2 comments

  • pjmlp 13 hours ago
    This looks kind of outdated, especially since we are on C++23 as latest approved standard, and co-routines would be a better approach since C++20.

    Also how is the supposed Swift rewrite going on?

    • jwolfe 7 hours ago
      • pjmlp 4 hours ago
        Thanks!
    • hiyfsch 8 hours ago
      Just because coroutines exist doesn’t mean everything should use them for concurrency.

      Why would it be better? It’s pretty easy to set up threads in general.
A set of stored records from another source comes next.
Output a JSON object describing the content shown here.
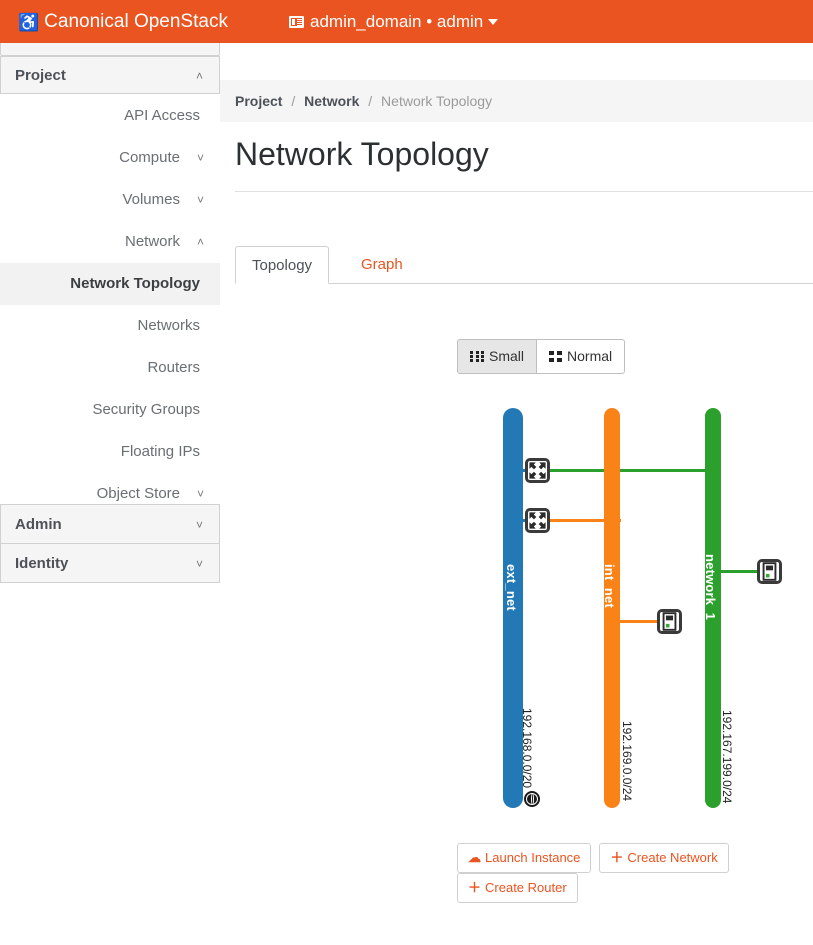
{
  "navbar": {
    "brand": "Canonical OpenStack",
    "brand_icon": "openstack-logo-icon",
    "context_switcher": "admin_domain • admin",
    "context_icon": "domain-list-icon",
    "caret_icon": "caret-down-icon"
  },
  "sidebar": {
    "sections": [
      {
        "label": "Project",
        "chevron": "˄",
        "state": "expanded"
      },
      {
        "label": "Admin",
        "chevron": "˅",
        "state": "collapsed"
      },
      {
        "label": "Identity",
        "chevron": "˅",
        "state": "collapsed"
      }
    ],
    "project_items": [
      {
        "label": "API Access",
        "chevron": "",
        "active": false
      },
      {
        "label": "Compute",
        "chevron": "˅",
        "active": false
      },
      {
        "label": "Volumes",
        "chevron": "˅",
        "active": false
      },
      {
        "label": "Network",
        "chevron": "˄",
        "active": false
      },
      {
        "label": "Network Topology",
        "chevron": "",
        "active": true
      },
      {
        "label": "Networks",
        "chevron": "",
        "active": false
      },
      {
        "label": "Routers",
        "chevron": "",
        "active": false
      },
      {
        "label": "Security Groups",
        "chevron": "",
        "active": false
      },
      {
        "label": "Floating IPs",
        "chevron": "",
        "active": false
      },
      {
        "label": "Object Store",
        "chevron": "˅",
        "active": false
      }
    ]
  },
  "breadcrumb": {
    "items": [
      "Project",
      "Network",
      "Network Topology"
    ],
    "separator": "/"
  },
  "page": {
    "title": "Network Topology"
  },
  "tabs": [
    {
      "label": "Topology",
      "active": true
    },
    {
      "label": "Graph",
      "active": false
    }
  ],
  "size_toggle": {
    "options": [
      {
        "label": "Small",
        "icon": "grid-small-icon",
        "selected": true
      },
      {
        "label": "Normal",
        "icon": "grid-normal-icon",
        "selected": false
      }
    ]
  },
  "topology": {
    "networks": [
      {
        "name": "ext_net",
        "cidr": "192.168.0.0/20",
        "color": "#2279b5",
        "external": true,
        "external_icon": "globe-icon"
      },
      {
        "name": "int_net",
        "cidr": "192.169.0.0/24",
        "color": "#f98316",
        "external": false,
        "external_icon": ""
      },
      {
        "name": "network_1",
        "cidr": "192.167.199.0/24",
        "color": "#2ca02c",
        "external": false,
        "external_icon": ""
      }
    ],
    "routers": [
      {
        "icon": "router-icon",
        "connects": [
          "ext_net",
          "network_1"
        ]
      },
      {
        "icon": "router-icon",
        "connects": [
          "ext_net",
          "int_net"
        ]
      }
    ],
    "instances": [
      {
        "icon": "server-instance-icon",
        "network": "network_1"
      },
      {
        "icon": "server-instance-icon",
        "network": "int_net"
      }
    ]
  },
  "actions": [
    {
      "label": "Launch Instance",
      "icon": "cloud-upload-icon",
      "glyph": "☁"
    },
    {
      "label": "Create Network",
      "icon": "plus-icon",
      "glyph": "＋"
    },
    {
      "label": "Create Router",
      "icon": "plus-icon",
      "glyph": "＋"
    }
  ],
  "colors": {
    "brand_orange": "#e95420",
    "link_orange": "#e95420",
    "net_blue": "#2279b5",
    "net_orange": "#f98316",
    "net_green": "#2ca02c"
  }
}
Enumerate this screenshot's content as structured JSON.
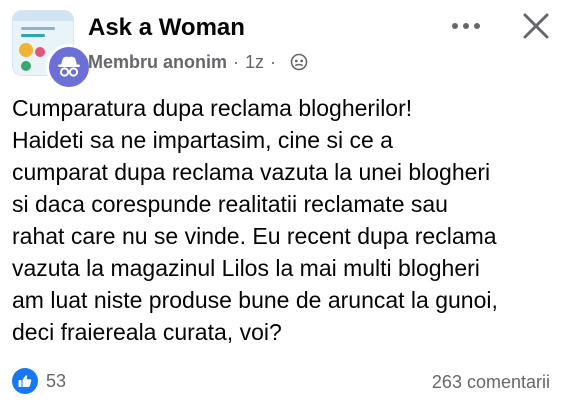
{
  "group": {
    "name": "Ask a Woman"
  },
  "post": {
    "author": "Membru anonim",
    "separator": "·",
    "time": "1z",
    "text": "Cumparatura dupa reclama blogherilor!\nHaideti sa ne impartasim, cine si ce a\ncumparat dupa reclama vazuta la unei blogheri\nsi daca corespunde realitatii reclamate sau\nrahat care nu se vinde. Eu recent dupa reclama\nvazuta la magazinul Lilos la mai multi blogheri\nam luat niste produse bune de aruncat la gunoi,\ndeci fraiereala curata, voi?",
    "reaction_count": "53",
    "comments_label": "263 comentarii"
  },
  "icons": {
    "more": "more-horizontal-icon",
    "close": "close-icon",
    "audience": "group-audience-icon",
    "like": "like-icon",
    "anonymous": "anonymous-user-icon"
  },
  "colors": {
    "accent": "#1877f2",
    "secondary_text": "#65676b",
    "anon_avatar": "#6b6fd6"
  }
}
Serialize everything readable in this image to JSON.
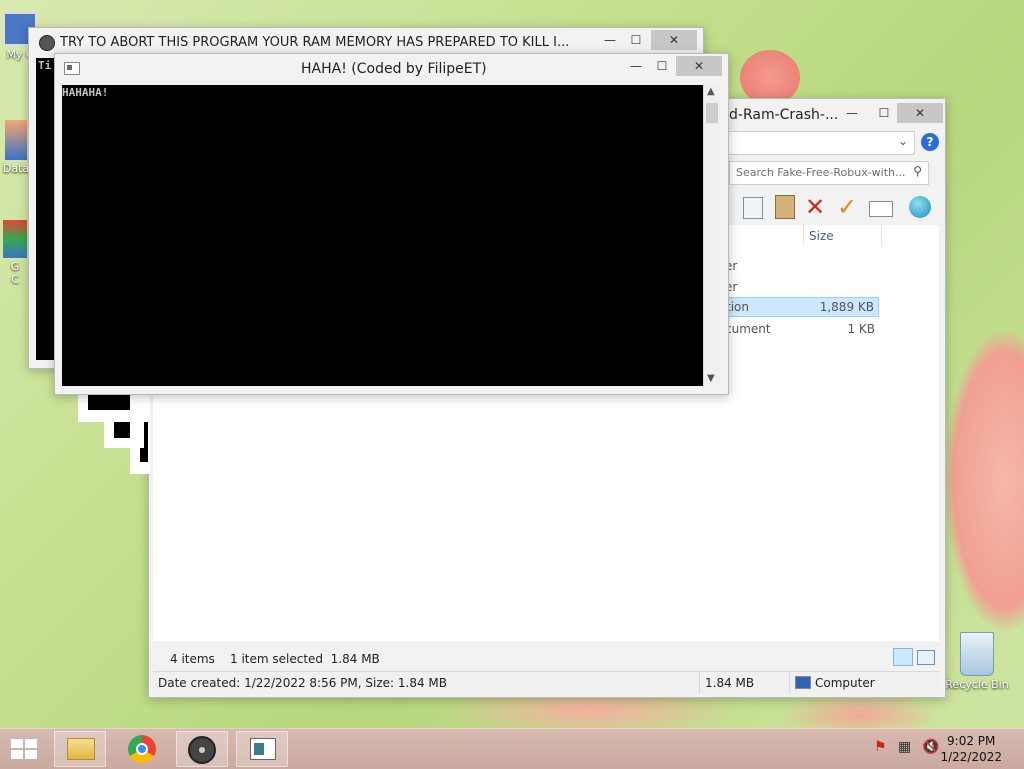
{
  "desktop": {
    "icons": [
      {
        "label": "My C"
      },
      {
        "label": "Data"
      },
      {
        "label": "G\nC"
      },
      {
        "label": "Recycle Bin"
      }
    ]
  },
  "explorer": {
    "title": "d-Ram-Crash-...",
    "search_placeholder": "Search Fake-Free-Robux-with...",
    "column_size": "Size",
    "rows": [
      {
        "type": "er",
        "size": ""
      },
      {
        "type": "er",
        "size": ""
      },
      {
        "type": "tion",
        "size": "1,889 KB"
      },
      {
        "type": "cument",
        "size": "1 KB"
      }
    ],
    "status_items": "4 items",
    "status_selected": "1 item selected  1.84 MB",
    "details": "Date created: 1/22/2022 8:56 PM, Size: 1.84 MB",
    "details_size": "1.84 MB",
    "details_location": "Computer"
  },
  "back_console": {
    "title": "TRY TO ABORT THIS PROGRAM YOUR RAM MEMORY HAS PREPARED TO KILL I...",
    "partial_text": "Ti"
  },
  "front_console": {
    "title": "HAHA! (Coded by FilipeET)",
    "text": "HAHAHA!"
  },
  "window_controls": {
    "minimize": "—",
    "maximize": "☐",
    "close": "✕"
  },
  "taskbar": {
    "clock_time": "9:02 PM",
    "clock_date": "1/22/2022"
  }
}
      • Rohansi 7 hours ago
        Threads use more system resources than coroutines so it can be a big deal when you can potentially have thousands of them running.
      • alfiedotwtf 4 hours ago
        The management to handle Threading and IO and not get it wrong is pretty high unless you’re using something like Rust because it guarantees you’re safe, vs letting the routine runtime management handle everything for you for free
        • whizzter 1 hour ago
          Nah, coroutines/async/etc often lives in various threads (ie, the workers can schedule one of them on different threads during the lifetime and they live concurrently), so you still have all the issues of threading (+ new ones since things like thread-local variables aren't reliable if an async/coroutines moves threads between calls).

          The main benefit is not having the cost of threads, f.ex. a default thread on Windows has something like 500k of stack iirc, scale that to 10000 concurrent requests and you're looking at 5gb of memory _just for stacks_, compared to a couroutine,etc that has perhaps a few kb's of usage (even if in deep stack-traces).

          This is why we have stuff like io_uring these days, the bottleneck moved to the kernel calls (especially with Spectre style attacks) when concurrent costs in the applications went down.

          • menaerus 35 minutes ago
            > Nah, coroutines/async/etc often lives in various threads (ie, the workers can schedule one of them on different threads during the lifetime and they live concurrently), so you still have all the issues of threading (+ new ones since things like thread-local variables aren't reliable if an async/coroutines moves threads between calls).

            In cooperative scheduling how is it possible to have two coroutines running concurrently?

          • ddorian43 17 minutes ago
            > aren't reliable if an async/coroutines moves threads between calls

            Then just don't move them between threads and you're good with thread locals, no?